Gulf and Middle East Carriers Continue To Expand
Saudi low-cost carrier flyadeal began operations in September, as regional growth continues apace.
FLydubai's first Boeing 737 MAX 8

Outside the Middle East “Big Three” (Emirates Airline, Etihad and Qatar Airways), other international airlines are making steady progress growing in the region, although results have been mixed. Flydubai again reported losses in the first half of the year, while Air Arabia improved. Saudi Arabia’s new low-cost subsidiary, flyadeal, EgyptAir and Oman Air are all in the process of expanding their fleets.


Flydubai and Emirates recently announced a codeshare agreement, schedule alignment and network optimization. The airlines said Emirates would codeshare on 29 routes operated by flydubai starting October 29. Flydubai reported losses of $39 million on revenues of $689 million for the first half. It took delivery of its final two Boeing 737-800NGs, and its fleet average age is now 4.0 years.

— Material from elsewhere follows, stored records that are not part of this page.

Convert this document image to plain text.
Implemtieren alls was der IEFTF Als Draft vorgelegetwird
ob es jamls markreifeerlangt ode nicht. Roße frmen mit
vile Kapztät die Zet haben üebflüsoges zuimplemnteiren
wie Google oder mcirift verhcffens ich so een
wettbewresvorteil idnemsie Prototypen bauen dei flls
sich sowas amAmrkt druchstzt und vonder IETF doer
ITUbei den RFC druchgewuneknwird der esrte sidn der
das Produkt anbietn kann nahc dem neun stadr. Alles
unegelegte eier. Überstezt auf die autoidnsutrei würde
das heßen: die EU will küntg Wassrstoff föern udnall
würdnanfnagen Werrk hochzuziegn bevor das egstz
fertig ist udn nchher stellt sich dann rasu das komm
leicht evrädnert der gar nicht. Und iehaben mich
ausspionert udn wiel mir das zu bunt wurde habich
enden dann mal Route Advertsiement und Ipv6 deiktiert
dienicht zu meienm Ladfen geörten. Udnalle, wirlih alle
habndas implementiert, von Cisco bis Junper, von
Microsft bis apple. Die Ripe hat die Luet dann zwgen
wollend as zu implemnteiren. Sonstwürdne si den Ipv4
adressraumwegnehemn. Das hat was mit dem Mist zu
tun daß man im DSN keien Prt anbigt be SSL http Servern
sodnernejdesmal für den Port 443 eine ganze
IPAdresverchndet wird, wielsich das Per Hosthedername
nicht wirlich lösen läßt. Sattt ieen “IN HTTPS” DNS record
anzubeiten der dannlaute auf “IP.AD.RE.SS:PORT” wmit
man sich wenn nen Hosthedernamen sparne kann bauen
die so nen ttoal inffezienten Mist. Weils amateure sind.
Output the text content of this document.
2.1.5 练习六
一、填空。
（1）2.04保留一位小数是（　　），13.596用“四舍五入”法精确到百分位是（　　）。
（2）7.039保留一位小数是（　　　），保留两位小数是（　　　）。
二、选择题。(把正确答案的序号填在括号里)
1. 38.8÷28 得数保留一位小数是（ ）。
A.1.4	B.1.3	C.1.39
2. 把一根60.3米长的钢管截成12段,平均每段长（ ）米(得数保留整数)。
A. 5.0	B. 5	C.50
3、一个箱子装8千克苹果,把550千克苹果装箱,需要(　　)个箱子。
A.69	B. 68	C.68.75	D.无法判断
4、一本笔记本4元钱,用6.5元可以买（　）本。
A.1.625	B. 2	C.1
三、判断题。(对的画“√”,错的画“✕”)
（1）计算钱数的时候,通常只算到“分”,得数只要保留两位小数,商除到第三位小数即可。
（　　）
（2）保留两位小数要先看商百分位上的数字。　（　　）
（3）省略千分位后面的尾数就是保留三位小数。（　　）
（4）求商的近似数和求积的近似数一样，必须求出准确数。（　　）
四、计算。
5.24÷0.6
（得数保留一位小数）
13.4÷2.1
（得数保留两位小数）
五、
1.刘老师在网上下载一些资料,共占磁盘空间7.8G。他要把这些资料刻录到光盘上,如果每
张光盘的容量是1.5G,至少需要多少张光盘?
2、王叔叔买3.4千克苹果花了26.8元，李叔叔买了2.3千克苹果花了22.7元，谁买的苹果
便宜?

Passenger numbers increased to 5.4 million for the period, an increase of 11 percent. Business class passengers per departure saw an increase of 22 percent. It said in August it would be the first airline in the region to take delivery of the 737 Max 8, six of which were to arrive before year-end.


Air Arabia saw profits rise in this year's second quarter, up 21 percent to $43 million from the same period last year, although revenues were flat, rising 1.3 percent to $247 million. It served over 4.1 million passengers in the first half of 2017, while average seat load factor for the period was 79 percent. It received two new Airbus A320s, adding 12 new routes from its five operating hubs in the UAE (Sharjah and Ras Al Khaimah), Morocco, Egypt and Jordan. Air Arabia’s global network stands at 130 routes.


In Saudi Arabia, Sulaiman Al-Hamdan, transport minister and president of the General Authority of Civil Aviation (GACA), announced in May that Singapore’s Changi Airport Group had won the bid to operate Jeddah’s new King Abdulaziz Airport terminal for the next 20 years. News reports said the new airport complex would open next year, but MEBAA chairman Ali Alnaqbi told AIN he does not expect it to open “for another two years.”


Saudi Arabian Airlines (Saudia) said April 2017 it set a record when it flew 2.9 million passengers in one month. According to its website, the Saudia fleet totals 141 aircraft, including 35 Boeing 777-300ERs, 11 Boeing 787-9s and 28 Airbus A330-300s. The airline retired the last of its Embraer aircraft in December and now operates solely Boeing and Airbus aircraft.


Saudia director general Saleh bin Nasser al-Jasser told Reuters October 5 that the requirement for flyadeal, its new low-cost subsidiary airline, would likely be for approximately 30 single-aisle aircraft. Talks are scheduled to take place before the end of December on the acquisition of Boeing 737 or Airbus A320-family aircraft, he said. The airline launched domestic flights in September and wants to start operating internationally by the middle of 2018.


In Oman, Paul Gregorowitsch, outgoing CEO of Oman Air, stated earlier this year that the fleet consists of six Dreamliners: four Boeing 787-800s and two Boeing 787-900s. “There is another one coming in December this year,” he told AIN. “In 2018, we will take three 787-900s; two of them will be in the first-class configuration. Next year, we will also take five 737 Max aircraft. At the end of the year, our fleet size will be around 50 aircraft.


“We are still aiming to open Peshawar, but the airport has been used for military activity near the Afghan border. In 2018, we are looking to Hong Kong and also South Africa.”


Earlier this year, Kuwaiti lessor Alafco completed a sale-and-leaseback transaction with Kuwait Airways for four new Boeing 777-300ERs. All four were delivered to the airline between June and August this year. However, Kuwait Airlines chairwoman Rasha Al Roumi resigned in April, reportedly citing lack of support from the government for the airline’s refleeting exercise.


In North Africa, EgyptAir will take delivery of its ninth Boeing aircraft, part of a $1 billion 2016 order, before year-end. It took delivery of the eighth, a Boeing 737-800NG, in October. Reports quoted company chairman Safwat Musallem as saying the airline is planning for a fleet size of 150 aircraft by 2025, and that an order for 33 aircraft is imminent.


Lebanon’s Middle East Airlines published extensive operating figures in its 2016 Board of Directors report. It said it operated 20 aircraft and had operating revenues of $672 million last year, and net profits of $94 million, for net margin of 14 percent. It claimed market share of 37 percent at Beirut’s Rafik Hariri International Airport last year, when it operated more than 24,700 flights and carried 2.7 million passengers.